Mostra "Scollamenti" ottobre 2025
Mario Schifano nasce nel 1934 a Homs, in Libia, allora colonia italiana. Si trasferisce a Roma con la famiglia nel 1941. Il padre, archeologo e responsabile degli scavi di Leptis Magna, lo introduce sin da giovane al mondo dell’arte. Nel 1959, Schifano presenta la sua prima personale, con opere vicine all’arte informale, un movimento artistico che si caratterizza per l’espressione spontanea del gesto e del segno.
Fondamentale per la sua evoluzione artistica è l’incontro con l’ambiente di Piazza del Popolo, frequentato da artisti come Mimmo Rotella, Tano Festa, Giosetta Fioroni e Franco Angeli. Abbandona l’informale per dedicarsi ai grandimonocromi: tele con un solo colore, definite “schermi”, sulle quali erano presenti numeri, lettere, loghi e marchi commerciali. Queste sono le prime opere che risentono dell’influenza della Pop Art.
Nel 1962 si reca a New York, dove entra in contatto con la Factory di Andy Warhol e conosce altri artisti pop come Roy Lichtenstein. Con Warhol condivide l’interesse per le immagini pubblicitarie ma, a differenza dell’artista americano, Schifano non ne condivide l’esaltazione al consumismo: la sua è una riflessione critica e ironica verso la società delle immagini.
Torna in Italia dove, nel 1964 presenta alla Biennale di Venezia i celebri Paesaggi anemici, tele caratterizzate da stesure veloci e segni essenziali che evocano panorami ridotti a semplici colori.
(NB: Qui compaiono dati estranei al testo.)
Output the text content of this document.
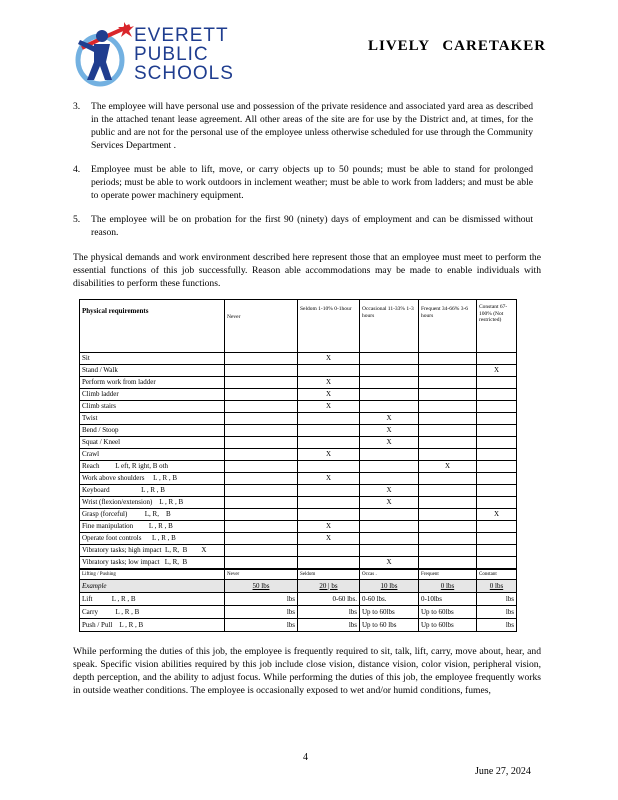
EVERETT
PUBLIC
SCHOOLS
LIVELY CARETAKER
3. The employee will have personal use and possession of the private residence and associated yard area as described in the attached tenant lease agreement. All other areas of the site are for use by the District and, at times, for the public and are not for the personal use of the employee unless otherwise scheduled for use through the Community Services Department .
4. Employee must be able to lift, move, or carry objects up to 50 pounds; must be able to stand for prolonged periods; must be able to work outdoors in inclement weather; must be able to work from ladders; and must be able to operate power machinery equipment.
5. The employee will be on probation for the first 90 (ninety) days of employment and can be dismissed without reason.
The physical demands and work environment described here represent those that an employee must meet to perform the essential functions of this job successfully. Reason able accommodations may be made to enable individuals with disabilities to perform these functions.
Physical requirements	Never	Seldom 1-10% 0-1hour	Occasional 11-33% 1-3 hours	Frequent 34-66% 3-6 hours	Constant 67-100% (Not restricted)
Sit		X			
Stand / Walk					X
Perform work from ladder		X			
Climb ladder		X			
Climb stairs		X			
Twist			X		
Bend / Stoop			X		
Squat / Kneel			X		
Crawl		X			
Reach         L eft, R ight, B oth				X	
Work above shoulders     L , R , B		X			
Keyboard                  L , R , B			X		
Wrist (flexion/extension)    L , R , B			X		
Grasp (forceful)          L, R,    B					X
Fine manipulation         L , R , B		X			
Operate foot controls      L , R , B		X			
Vibratory tasks; high impact  L, R,  B        X					
Vibratory tasks; low impact   L, R,  B			X		
Lifting / Pushing	Never	Seldom	Occas .	Frequent	Constant
Example	50 lbs	20 | bs	10 lbs	0 lbs	0 lbs
Lift           L , R , B	lbs	0-60 lbs.	0-60 lbs.	0-10lbs	lbs
Carry          L , R , B	lbs	lbs	Up to 60lbs	Up to 60lbs	lbs
Push / Pull    L , R , B	lbs	lbs	Up to 60 lbs	Up to 60lbs	lbs
While performing the duties of this job, the employee is frequently required to sit, talk, lift, carry, move about, hear, and speak. Specific vision abilities required by this job include close vision, distance vision, color vision, peripheral vision, depth perception, and the ability to adjust focus. While performing the duties of this job, the employee frequently works in outside weather conditions. The employee is occasionally exposed to wet and/or humid conditions, fumes,
4
June 27, 2024
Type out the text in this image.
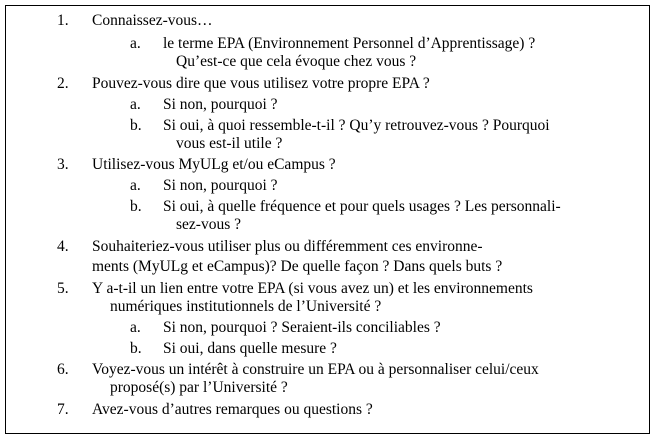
1. Connaissez-vous…
a. le terme EPA (Environnement Personnel d’Apprentissage) ?
Qu’est-ce que cela évoque chez vous ?
2. Pouvez-vous dire que vous utilisez votre propre EPA ?
a. Si non, pourquoi ?
b. Si oui, à quoi ressemble-t-il ? Qu’y retrouvez-vous ? Pourquoi
vous est-il utile ?
3. Utilisez-vous MyULg et/ou eCampus ?
a. Si non, pourquoi ?
b. Si oui, à quelle fréquence et pour quels usages ? Les personnali-
sez-vous ?
4. Souhaiteriez-vous utiliser plus ou différemment ces environne-
ments (MyULg et eCampus)? De quelle façon ? Dans quels buts ?
5. Y a-t-il un lien entre votre EPA (si vous avez un) et les environnements
numériques institutionnels de l’Université ?
a. Si non, pourquoi ? Seraient-ils conciliables ?
b. Si oui, dans quelle mesure ?
6. Voyez-vous un intérêt à construire un EPA ou à personnaliser celui/ceux
proposé(s) par l’Université ?
7. Avez-vous d’autres remarques ou questions ?
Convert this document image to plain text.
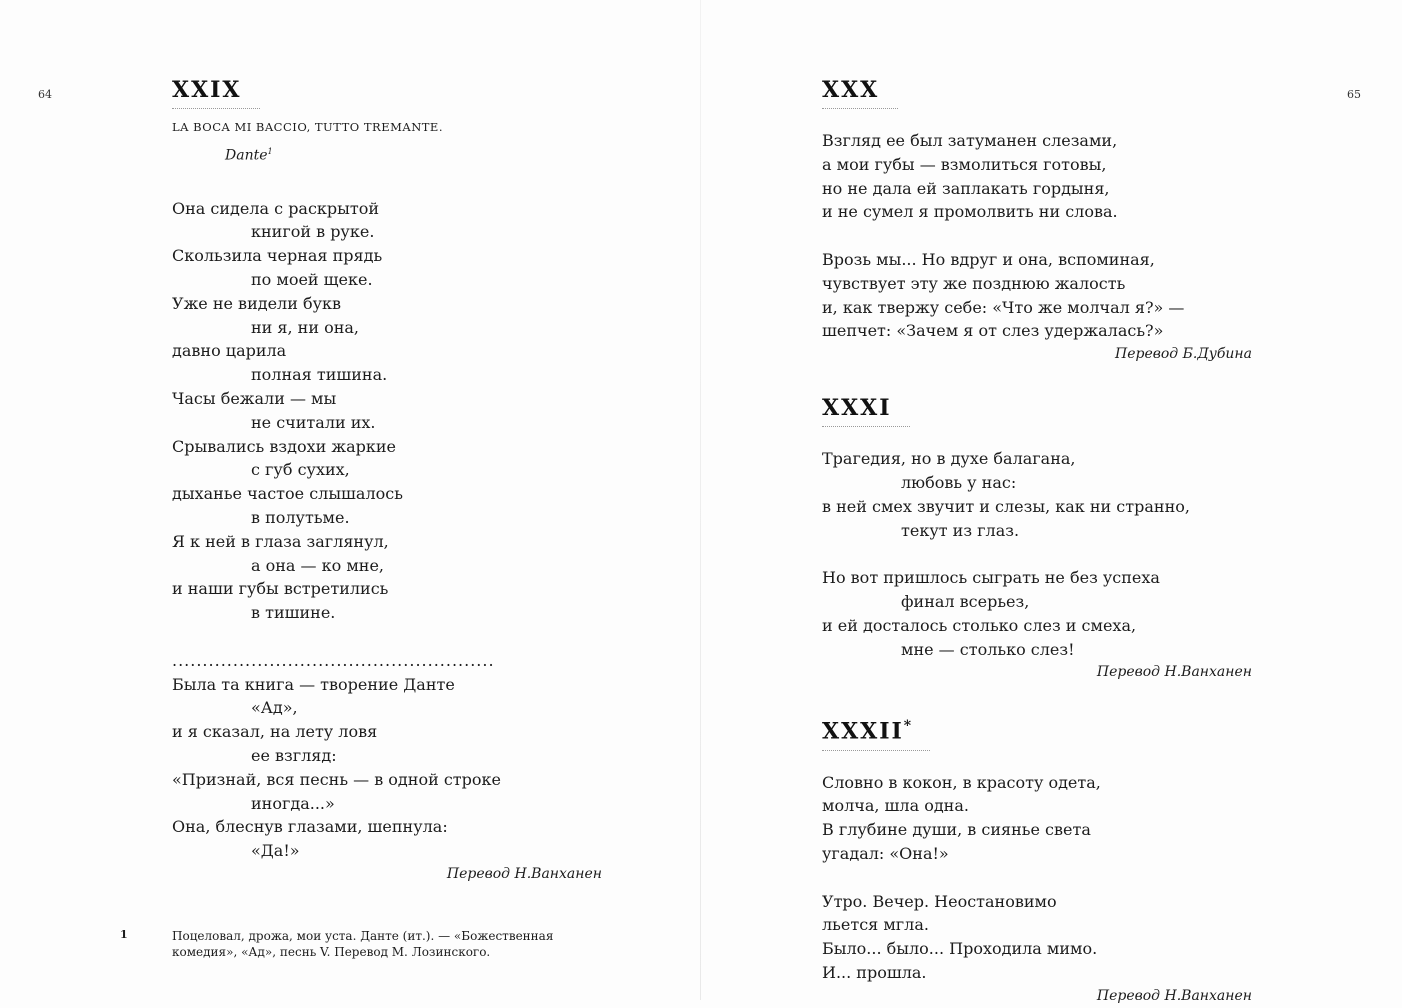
64	XXIX
LA BOCA MI BACCIO, TUTTO TREMANTE.
Dante$^1$
Она сидела с раскрытой
книгой в руке.
Скользила черная прядь
по моей щеке.
Уже не видели букв
ни я, ни она,
давно царила
полная тишина.
Часы бежали — мы
не считали их.
Срывались вздохи жаркие
с губ сухих,
дыханье частое слышалось
в полутьме.
Я к ней в глаза заглянул,
а она — ко мне,
и наши губы встретились
в тишине.
.....................................................
Была та книга — творение Данте
«Ад»,
и я сказал, на лету ловя
ее взгляд:
«Признай, вся песнь — в одной строке
иногда...»
Она, блеснув глазами, шепнула:
«Да!»
Перевод Н.Ванханен
1	Поцеловал, дрожа, мои уста. Данте (ит.). — «Божественная комедия», «Ад», песнь V. Перевод М. Лозинского.
65
XXX
Взгляд ее был затуманен слезами,
а мои губы — взмолиться готовы,
но не дала ей заплакать гордыня,
и не сумел я промолвить ни слова.
Врозь мы... Но вдруг и она, вспоминая,
чувствует эту же позднюю жалость
и, как твержу себе: «Что же молчал я?» —
шепчет: «Зачем я от слез удержалась?»
Перевод Б.Дубина
XXXI
Трагедия, но в духе балагана,
любовь у нас:
в ней смех звучит и слезы, как ни странно,
текут из глаз.
Но вот пришлось сыграть не без успеха
финал всерьез,
и ей досталось столько слез и смеха,
мне — столько слез!
Перевод Н.Ванханен
XXXII*
Словно в кокон, в красоту одета,
молча, шла одна.
В глубине души, в сиянье света
угадал: «Она!»
Утро. Вечер. Неостановимо
льется мгла.
Было... было... Проходила мимо.
И... прошла.
Перевод Н.Ванханен
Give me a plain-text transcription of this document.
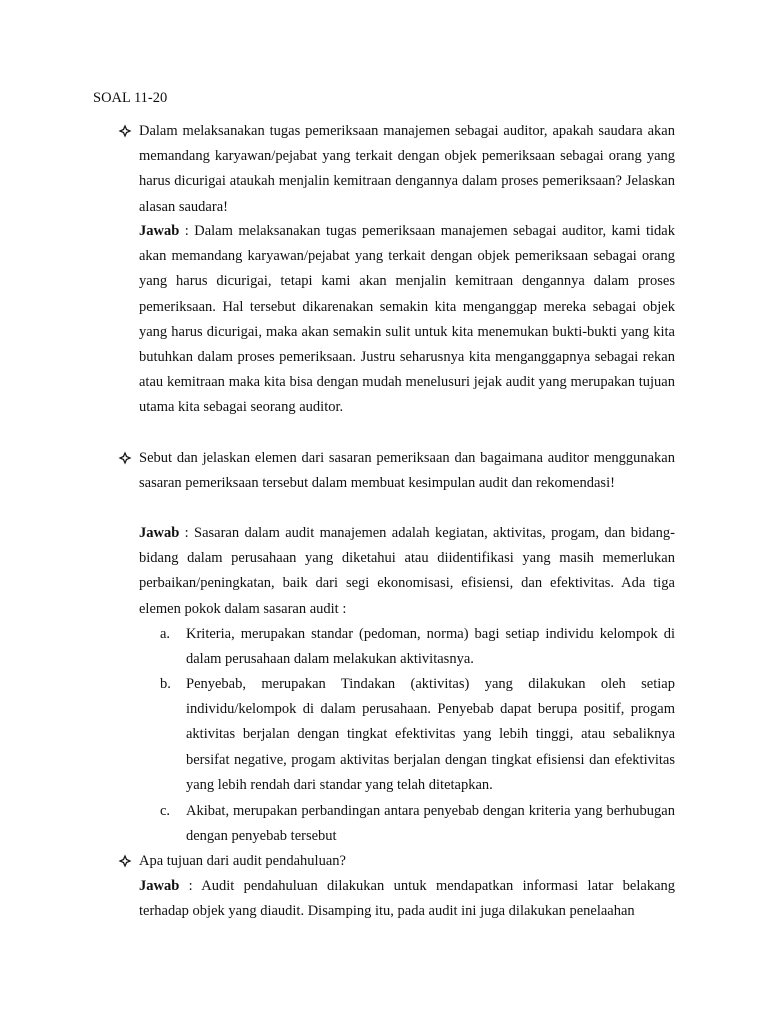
SOAL 11-20
Dalam melaksanakan tugas pemeriksaan manajemen sebagai auditor, apakah saudara akan memandang karyawan/pejabat yang terkait dengan objek pemeriksaan sebagai orang yang harus dicurigai ataukah menjalin kemitraan dengannya dalam proses pemeriksaan? Jelaskan alasan saudara!
Jawab : Dalam melaksanakan tugas pemeriksaan manajemen sebagai auditor, kami tidak akan memandang karyawan/pejabat yang terkait dengan objek pemeriksaan sebagai orang yang harus dicurigai, tetapi kami akan menjalin kemitraan dengannya dalam proses pemeriksaan. Hal tersebut dikarenakan semakin kita menganggap mereka sebagai objek yang harus dicurigai, maka akan semakin sulit untuk kita menemukan bukti-bukti yang kita butuhkan dalam proses pemeriksaan. Justru seharusnya kita menganggapnya sebagai rekan atau kemitraan maka kita bisa dengan mudah menelusuri jejak audit yang merupakan tujuan utama kita sebagai seorang auditor.
Sebut dan jelaskan elemen dari sasaran pemeriksaan dan bagaimana auditor menggunakan sasaran pemeriksaan tersebut dalam membuat kesimpulan audit dan rekomendasi!
Jawab : Sasaran dalam audit manajemen adalah kegiatan, aktivitas, progam, dan bidang-bidang dalam perusahaan yang diketahui atau diidentifikasi yang masih memerlukan perbaikan/peningkatan, baik dari segi ekonomisasi, efisiensi, dan efektivitas. Ada tiga elemen pokok dalam sasaran audit :
a. Kriteria, merupakan standar (pedoman, norma) bagi setiap individu kelompok di dalam perusahaan dalam melakukan aktivitasnya.
b. Penyebab, merupakan Tindakan (aktivitas) yang dilakukan oleh setiap individu/kelompok di dalam perusahaan. Penyebab dapat berupa positif, progam aktivitas berjalan dengan tingkat efektivitas yang lebih tinggi, atau sebaliknya bersifat negative, progam aktivitas berjalan dengan tingkat efisiensi dan efektivitas yang lebih rendah dari standar yang telah ditetapkan.
c. Akibat, merupakan perbandingan antara penyebab dengan kriteria yang berhubugan dengan penyebab tersebut
Apa tujuan dari audit pendahuluan?
Jawab : Audit pendahuluan dilakukan untuk mendapatkan informasi latar belakang terhadap objek yang diaudit. Disamping itu, pada audit ini juga dilakukan penelaahan
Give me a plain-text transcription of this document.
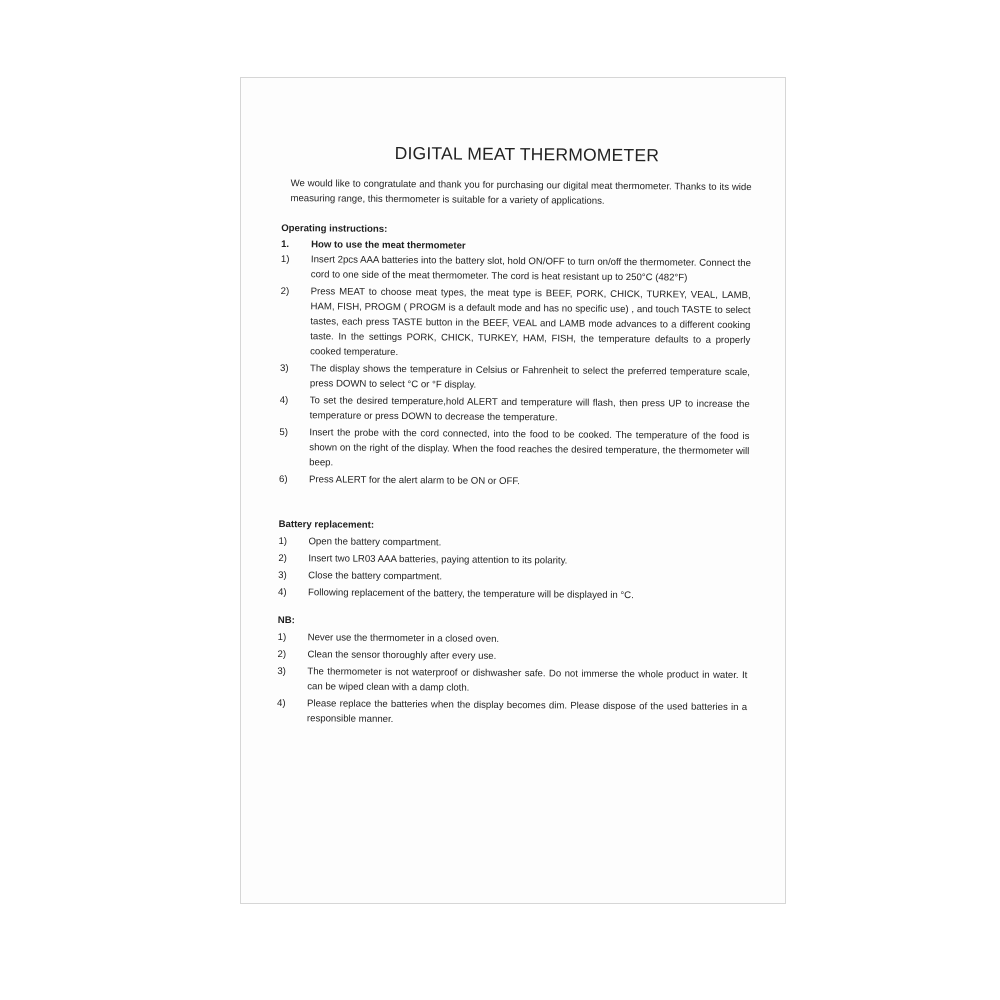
DIGITAL MEAT THERMOMETER

We would like to congratulate and thank you for purchasing our digital meat thermometer. Thanks to its wide measuring range, this thermometer is suitable for a variety of applications.

Operating instructions:

1.	How to use the meat thermometer
1)	Insert 2pcs AAA batteries into the battery slot, hold ON/OFF to turn on/off the thermometer. Connect the cord to one side of the meat thermometer. The cord is heat resistant up to 250°C (482°F)
2)	Press MEAT to choose meat types, the meat type is BEEF, PORK, CHICK, TURKEY, VEAL, LAMB, HAM, FISH, PROGM ( PROGM is a default mode and has no specific use) , and touch TASTE to select tastes, each press TASTE button in the BEEF, VEAL and LAMB mode advances to a different cooking taste. In the settings PORK, CHICK, TURKEY, HAM, FISH, the temperature defaults to a properly cooked temperature.
3)	The display shows the temperature in Celsius or Fahrenheit to select the preferred temperature scale, press DOWN to select °C or °F display.
4)	To set the desired temperature,hold ALERT and temperature will flash, then press UP to increase the temperature or press DOWN to decrease the temperature.
5)	Insert the probe with the cord connected, into the food to be cooked. The temperature of the food is shown on the right of the display. When the food reaches the desired temperature, the thermometer will beep.
6)	Press ALERT for the alert alarm to be ON or OFF.

Battery replacement:

1)	Open the battery compartment.
2)	Insert two LR03 AAA batteries, paying attention to its polarity.
3)	Close the battery compartment.
4)	Following replacement of the battery, the temperature will be displayed in °C.

NB:

1)	Never use the thermometer in a closed oven.
2)	Clean the sensor thoroughly after every use.
3)	The thermometer is not waterproof or dishwasher safe. Do not immerse the whole product in water. It can be wiped clean with a damp cloth.
4)	Please replace the batteries when the display becomes dim. Please dispose of the used batteries in a responsible manner.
A questa serie appartiene Paesaggio particolare (1963): su un collage di carte intelate, vediamo pochi colori essenziali, stesi a zone, che richiamano l’idea di paesaggio ma, al contempo, lo appiattiscono, rendendolo irreale. Saranno questi lavori a influenzare la nascita delle opere Paesaggi TV, realizzate tra la fine dei Sessanta e i Settanta. Schifano trasferisce singoli fotogrammi televisivi direttamente sulla tela, rielaborandoli con colori brillanti; in questo modo, l’artista utilizza la televisione come un pretesto per riflettere sul bombardamento visivo della società delle immagini.
Gli anni Ottanta segnano per Schifano una rinascita personale e artistica. Torna alla pittura realizzando cicli di opere di grande formato caratterizzate da colori accesi e immagini solari e mediterranee. In questo modo, l’artista riporta al centro la pittura figurativa, senza rinunciare a un linguaggio immediato e vitale.
Negli anni Novanta continua le sperimentazioni con i nuovi strumenti tecnologici, anticipando l’uso del digitale nell’arte.
Muore a Roma nel 1998 per un infarto, complici anche gli eccessi che hanno caratterizzato la vita di uno degli “artisti maledetti” più importanti del panorama italiano del Novecento: Schifano, attraverso un linguaggio semplice e ironico, ha saputo cogliere, prima di molti altri, la potenza e l’ambiguità delle immagini che caratterizzano la nostra epoca.